First-principles calculations of structural and electronic properties of Cu (II) doped magnetite for CrO42- adsorption

Abstract

Industrial effluents, containing the most diverse chemical species, are largely responsible for water contamination. In view of the harms that can be caused to human beings and the environment, technologies for remediation are the focus of research in several areas. In this work, the activity of magnetite (Fe3O4) for adsorption of Cr (VI) was optimized by doping with Cu (II). The structures of the materials were built and studied by means of computational calculations, which allowed for a detailed analysis of their electronic properties. The effects of doping were investigated for bulks and catalyst surfaces. Theoretical studies have shown that the bulk of magnetite is more stable when Cu (II) is inserted into octahedral sites, a position that causes less effect on its organization. The Density of States (DOS) profiles showed electronic differences and pointed to an increase in the magnetization of the iron atoms after the modification. The DOS provided a band gap of 0.2 eV for the oxide in its original form, a value consistent with that found in the literature. The cleavage planes (111) and (311) were investigated regarding the thermodynamic stability from the determination of their surface energies (Esurf).
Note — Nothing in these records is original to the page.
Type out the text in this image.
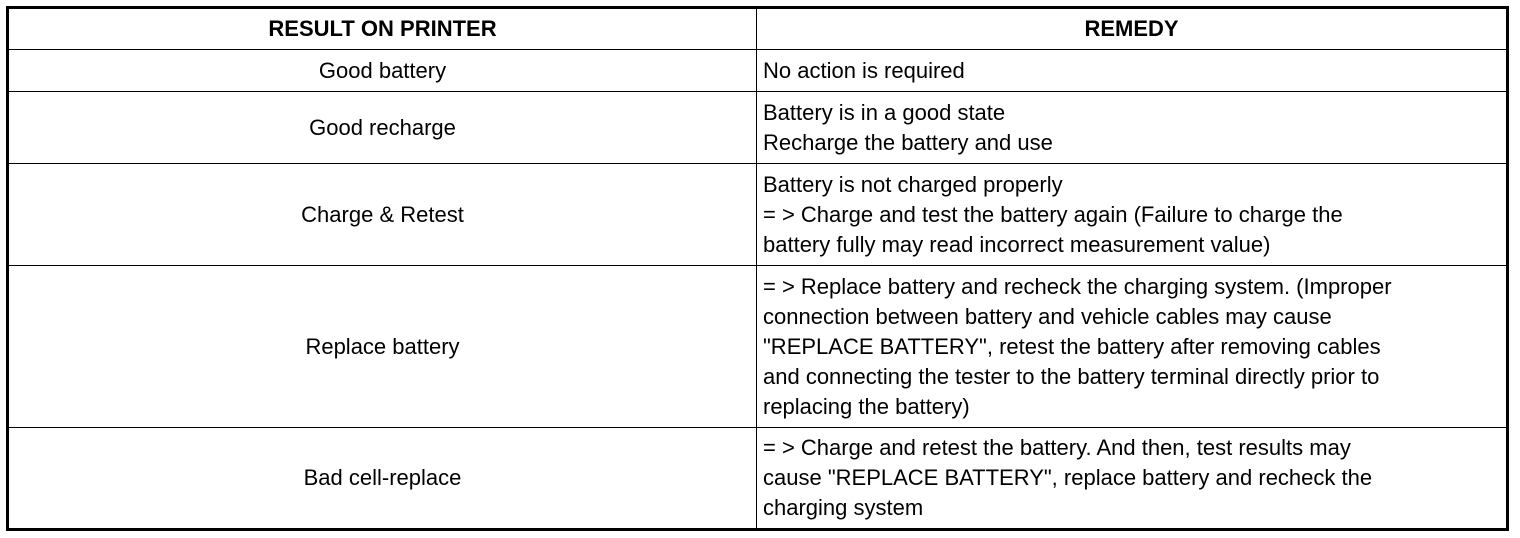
RESULT ON PRINTER	REMEDY
Good battery	No action is required

Good recharge	Battery is in a good state
Recharge the battery and use

Charge & Retest	Battery is not charged properly
= > Charge and test the battery again (Failure to charge the
battery fully may read incorrect measurement value)

Replace battery	= > Replace battery and recheck the charging system. (Improper
connection between battery and vehicle cables may cause
"REPLACE BATTERY", retest the battery after removing cables
and connecting the tester to the battery terminal directly prior to
replacing the battery)

Bad cell-replace	= > Charge and retest the battery. And then, test results may
cause "REPLACE BATTERY", replace battery and recheck the
charging system
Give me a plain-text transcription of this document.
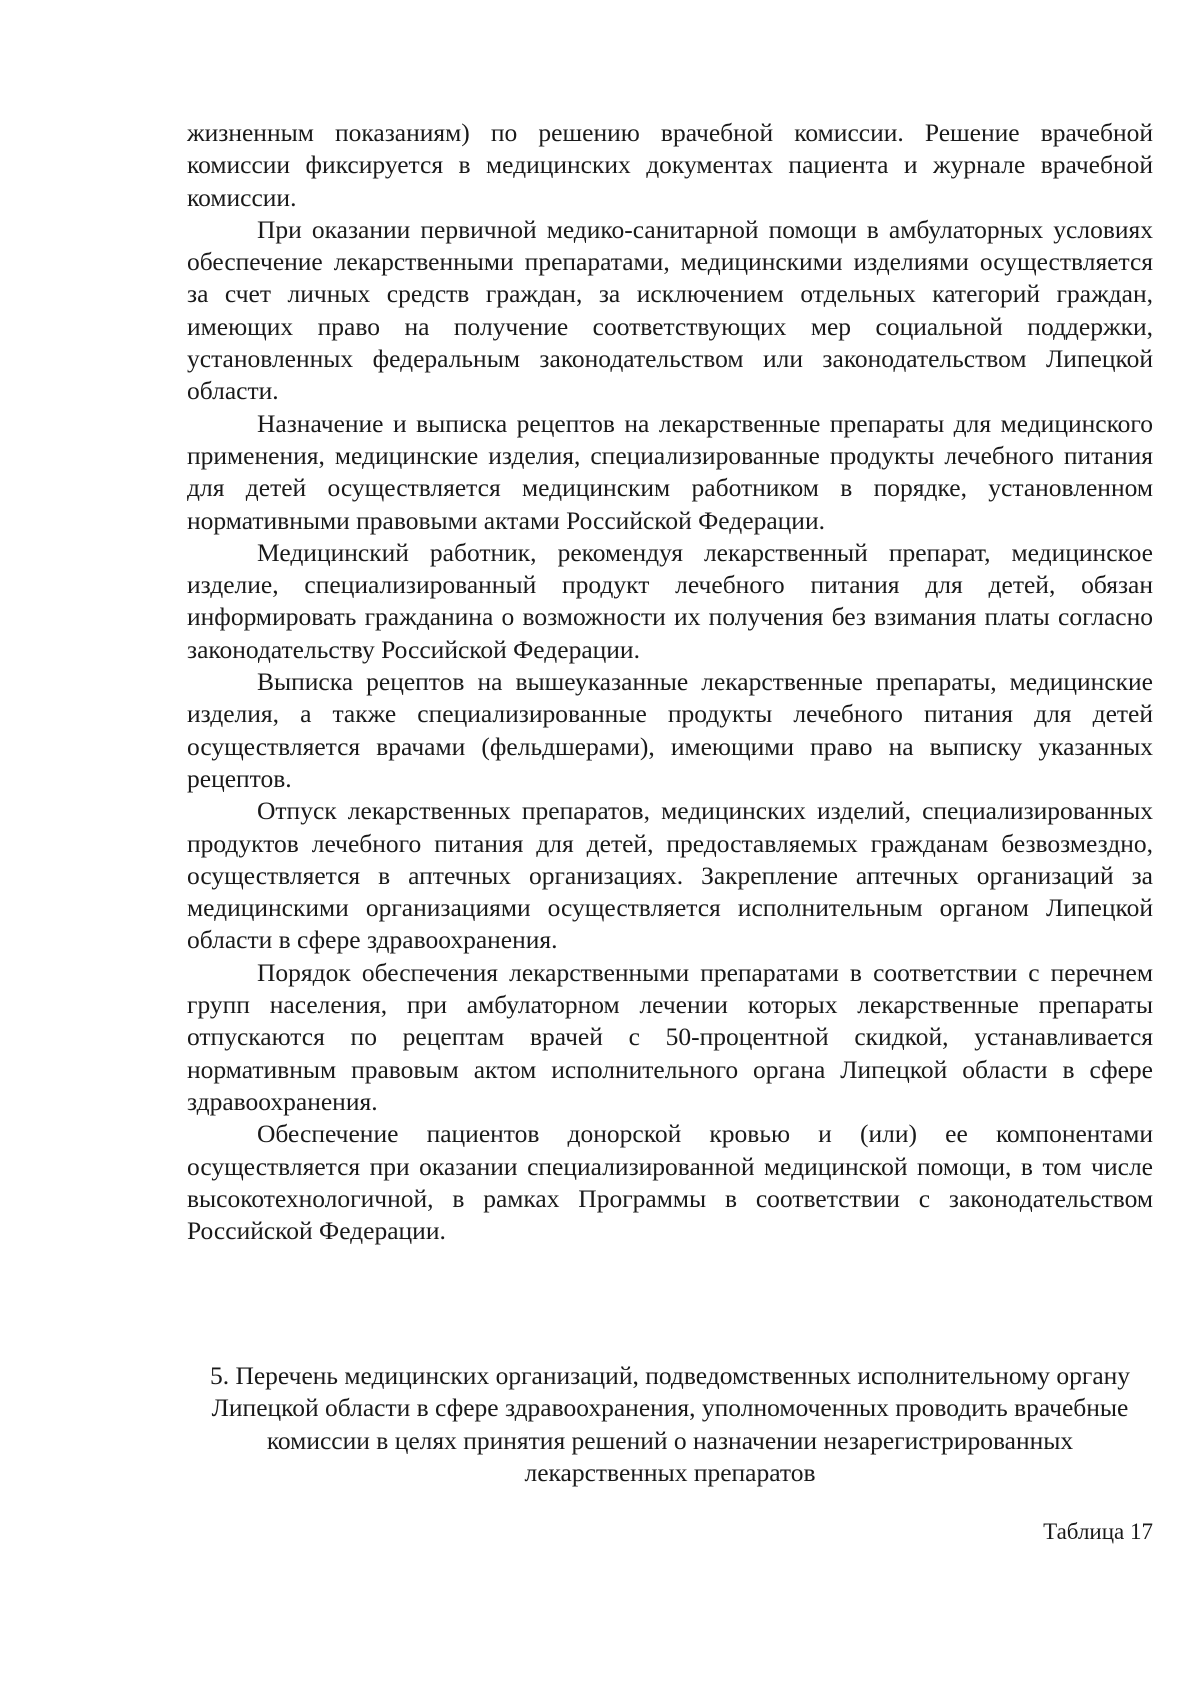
жизненным показаниям) по решению врачебной комиссии. Решение врачебной комиссии фиксируется в медицинских документах пациента и журнале врачебной комиссии.

При оказании первичной медико-санитарной помощи в амбулаторных условиях обеспечение лекарственными препаратами, медицинскими изделиями осуществляется за счет личных средств граждан, за исключением отдельных категорий граждан, имеющих право на получение соответствующих мер социальной поддержки, установленных федеральным законодательством или законодательством Липецкой области.

Назначение и выписка рецептов на лекарственные препараты для медицинского применения, медицинские изделия, специализированные продукты лечебного питания для детей осуществляется медицинским работником в порядке, установленном нормативными правовыми актами Российской Федерации.

Медицинский работник, рекомендуя лекарственный препарат, медицинское изделие, специализированный продукт лечебного питания для детей, обязан информировать гражданина о возможности их получения без взимания платы согласно законодательству Российской Федерации.

Выписка рецептов на вышеуказанные лекарственные препараты, медицинские изделия, а также специализированные продукты лечебного питания для детей осуществляется врачами (фельдшерами), имеющими право на выписку указанных рецептов.

Отпуск лекарственных препаратов, медицинских изделий, специализированных продуктов лечебного питания для детей, предоставляемых гражданам безвозмездно, осуществляется в аптечных организациях. Закрепление аптечных организаций за медицинскими организациями осуществляется исполнительным органом Липецкой области в сфере здравоохранения.

Порядок обеспечения лекарственными препаратами в соответствии с перечнем групп населения, при амбулаторном лечении которых лекарственные препараты отпускаются по рецептам врачей с 50-процентной скидкой, устанавливается нормативным правовым актом исполнительного органа Липецкой области в сфере здравоохранения.

Обеспечение пациентов донорской кровью и (или) ее компонентами осуществляется при оказании специализированной медицинской помощи, в том числе высокотехнологичной, в рамках Программы в соответствии с законодательством Российской Федерации.

5. Перечень медицинских организаций, подведомственных исполнительному органу Липецкой области в сфере здравоохранения, уполномоченных проводить врачебные комиссии в целях принятия решений о назначении незарегистрированных лекарственных препаратов
Таблица 17
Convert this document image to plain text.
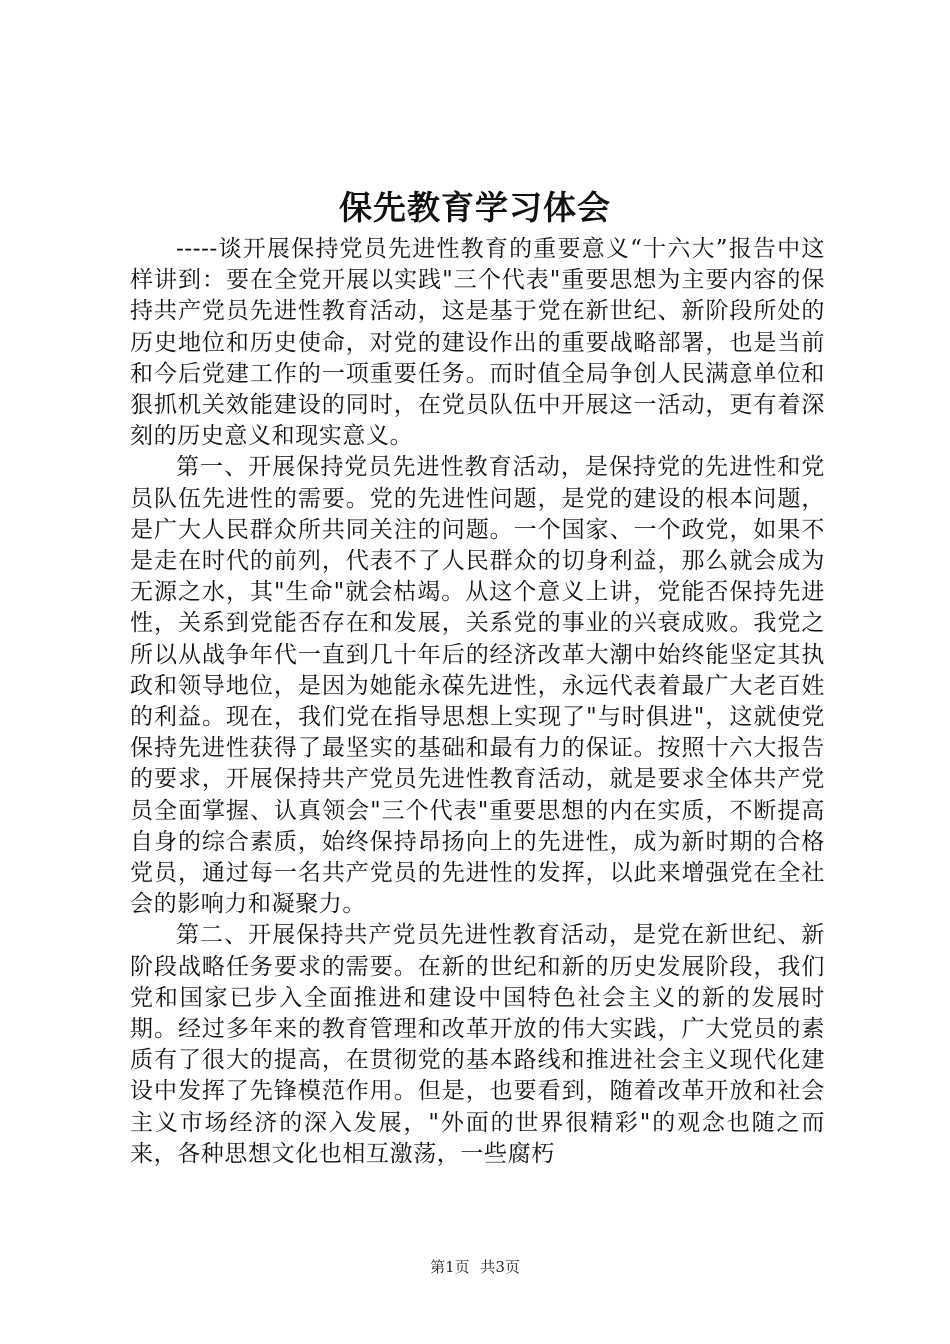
保先教育学习体会

-----谈开展保持党员先进性教育的重要意义“十六大”报告中这样讲到：要在全党开展以实践"三个代表"重要思想为主要内容的保持共产党员先进性教育活动，这是基于党在新世纪、新阶段所处的历史地位和历史使命，对党的建设作出的重要战略部署，也是当前和今后党建工作的一项重要任务。而时值全局争创人民满意单位和狠抓机关效能建设的同时，在党员队伍中开展这一活动，更有着深刻的历史意义和现实意义。

第一、开展保持党员先进性教育活动，是保持党的先进性和党员队伍先进性的需要。党的先进性问题，是党的建设的根本问题，是广大人民群众所共同关注的问题。一个国家、一个政党，如果不是走在时代的前列，代表不了人民群众的切身利益，那么就会成为无源之水，其"生命"就会枯竭。从这个意义上讲，党能否保持先进性，关系到党能否存在和发展，关系党的事业的兴衰成败。我党之所以从战争年代一直到几十年后的经济改革大潮中始终能坚定其执政和领导地位，是因为她能永葆先进性，永远代表着最广大老百姓的利益。现在，我们党在指导思想上实现了"与时俱进"，这就使党保持先进性获得了最坚实的基础和最有力的保证。按照十六大报告的要求，开展保持共产党员先进性教育活动，就是要求全体共产党员全面掌握、认真领会"三个代表"重要思想的内在实质，不断提高自身的综合素质，始终保持昂扬向上的先进性，成为新时期的合格党员，通过每一名共产党员的先进性的发挥，以此来增强党在全社会的影响力和凝聚力。

第二、开展保持共产党员先进性教育活动，是党在新世纪、新阶段战略任务要求的需要。在新的世纪和新的历史发展阶段，我们党和国家已步入全面推进和建设中国特色社会主义的新的发展时期。经过多年来的教育管理和改革开放的伟大实践，广大党员的素质有了很大的提高，在贯彻党的基本路线和推进社会主义现代化建设中发挥了先锋模范作用。但是，也要看到，随着改革开放和社会主义市场经济的深入发展，"外面的世界很精彩"的观念也随之而来，各种思想文化也相互激荡，一些腐朽

第1页 共3页
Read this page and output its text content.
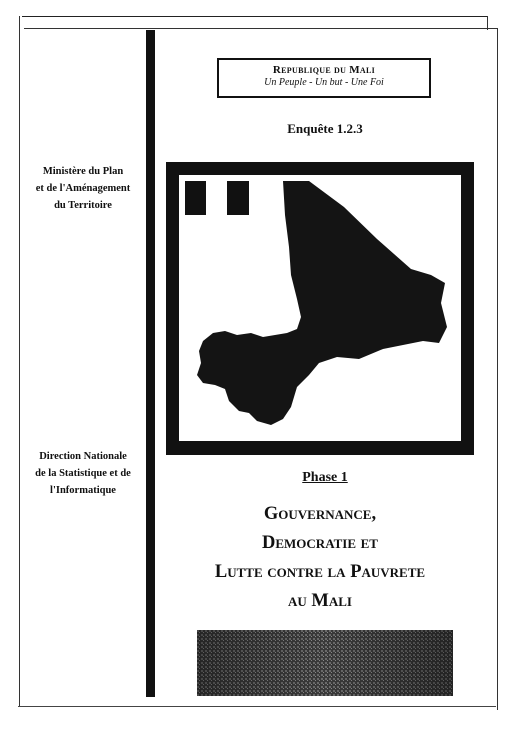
Ministère du Plan
et de l'Aménagement
du Territoire
Direction Nationale
de la Statistique et de
l'Informatique
Republique du Mali
Un Peuple - Un but - Une Foi
Enquête 1.2.3
Phase 1
Gouvernance,
Democratie et
Lutte contre la Pauvrete
au Mali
The slab (111) presented a lower Esurf value before and after doping, so it was defined for the chromate adsorption processes (CrO42-), one of the forms in which Cr (VI) is found in effluents. The Cu/Fe3O4 (111) catalyst showed a value of -1.21 eV for the adsorption energy (Eads), while the value of Eads for Fe3O4 (111) was -0.97 eV. Knowing that the mechanism depends on electrostatic molecule-surface attractions, we can infer that the better performance of the doped magnetite is related to the appearance of regions of lower electron density in its structure, which favors its interaction with the Cr anions. All simulations were performed by using the pseudopotential PAW (Projector-Augmented-Wave) implemented in the VASP program (Vienna Ab-initio Simulation Package). The set of k-points (5 x 5 x 5) was used and the method employed was DFT (Density Functional Theory) with the addition of the Hubbard parameter (DFT+U) and the Generalized Gradient Aproximation (GGA-PBE).